We are unable to say exactly when this occurred but the moment that Champollion hit on the idea that the hieroglyphic pictures were “letters” (or more precisely, “phonetic symbols” – his own earliest formulation says: “without being strictly alphabetical, yet phonetic”) the decisive turn away from Horapollon had been made, and the right track to eventual decipherment found…Was it a case of one happy minute of perfect insight? The fact is that when Champollion was first toying with the idea of a phonetic interpretation, he decided against the notion. He even identified the sign of the horned viper with the letter f and still mistakenly resisted the idea of a completely phonetic system…Once he had grasped basic principles, he saw that decipherment must begin with the names of the kings. This idea had been lying dormant in his mind for some time (pp. 121-123).
My point here is simply that the information Champollion faced could not be adequately deciphered, though partial successes had been made, without a change in viewpoint, a shift in the context used for interpreting the symbols. He had to assume that the hieroglyphs were phonetic symbols rather than picture writing. That transformation in his thinking did not happen in a flash, but was rather a long tedious, often disappointing, and painful process of learning other ancient languages (Coptic in particular) that were close to the ancient Egyptian language.

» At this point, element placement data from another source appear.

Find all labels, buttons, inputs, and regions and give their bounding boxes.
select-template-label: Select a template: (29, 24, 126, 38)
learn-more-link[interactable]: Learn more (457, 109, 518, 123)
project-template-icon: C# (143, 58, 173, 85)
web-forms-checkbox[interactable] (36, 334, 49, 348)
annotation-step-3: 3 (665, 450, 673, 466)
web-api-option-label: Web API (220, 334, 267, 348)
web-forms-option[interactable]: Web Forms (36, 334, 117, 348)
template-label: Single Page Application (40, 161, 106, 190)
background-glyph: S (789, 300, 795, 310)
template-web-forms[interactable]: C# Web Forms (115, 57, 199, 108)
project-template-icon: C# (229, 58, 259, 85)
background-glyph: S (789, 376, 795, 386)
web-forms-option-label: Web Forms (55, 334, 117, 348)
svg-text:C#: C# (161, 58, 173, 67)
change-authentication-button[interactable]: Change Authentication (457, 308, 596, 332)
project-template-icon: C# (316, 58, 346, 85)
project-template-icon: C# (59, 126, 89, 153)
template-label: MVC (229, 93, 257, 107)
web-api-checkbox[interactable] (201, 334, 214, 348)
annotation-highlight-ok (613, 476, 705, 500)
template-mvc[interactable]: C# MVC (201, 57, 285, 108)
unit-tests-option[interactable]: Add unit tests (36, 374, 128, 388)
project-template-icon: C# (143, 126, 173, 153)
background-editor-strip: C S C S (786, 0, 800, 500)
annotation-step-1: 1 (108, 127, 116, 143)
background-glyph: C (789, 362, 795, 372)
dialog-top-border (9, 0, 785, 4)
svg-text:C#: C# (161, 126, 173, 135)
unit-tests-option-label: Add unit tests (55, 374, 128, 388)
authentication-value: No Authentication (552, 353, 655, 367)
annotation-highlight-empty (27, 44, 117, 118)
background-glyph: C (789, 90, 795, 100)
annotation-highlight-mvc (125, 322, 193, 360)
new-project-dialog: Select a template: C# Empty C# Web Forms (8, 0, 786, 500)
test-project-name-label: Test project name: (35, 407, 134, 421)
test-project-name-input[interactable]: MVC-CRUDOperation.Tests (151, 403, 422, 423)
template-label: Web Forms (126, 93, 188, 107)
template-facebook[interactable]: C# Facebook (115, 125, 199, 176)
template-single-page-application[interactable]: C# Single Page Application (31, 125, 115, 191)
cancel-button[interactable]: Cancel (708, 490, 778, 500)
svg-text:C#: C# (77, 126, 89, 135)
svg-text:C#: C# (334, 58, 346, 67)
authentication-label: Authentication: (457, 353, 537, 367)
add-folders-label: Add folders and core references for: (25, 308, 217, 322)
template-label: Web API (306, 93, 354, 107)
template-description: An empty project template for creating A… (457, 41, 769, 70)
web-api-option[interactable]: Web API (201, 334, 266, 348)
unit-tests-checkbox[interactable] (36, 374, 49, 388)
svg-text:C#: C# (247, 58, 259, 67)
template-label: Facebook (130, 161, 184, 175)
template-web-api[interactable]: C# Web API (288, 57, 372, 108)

We can see similar processes occur for most historical events that people typically associate with paradigm shifts. My point is simply that we are not likely to see a smooth transition to new organizational forms even though very smart and savvy thinkers and business leaders know we need it. Rather, the transition to a flat company, or networked company, or connected company, or whatever term enters the lexicon ultimately to describe the new organizational form that emerges from today’s challenges is going to be characterized by fits and starts, perhaps take a lot longer than many of us anticipate.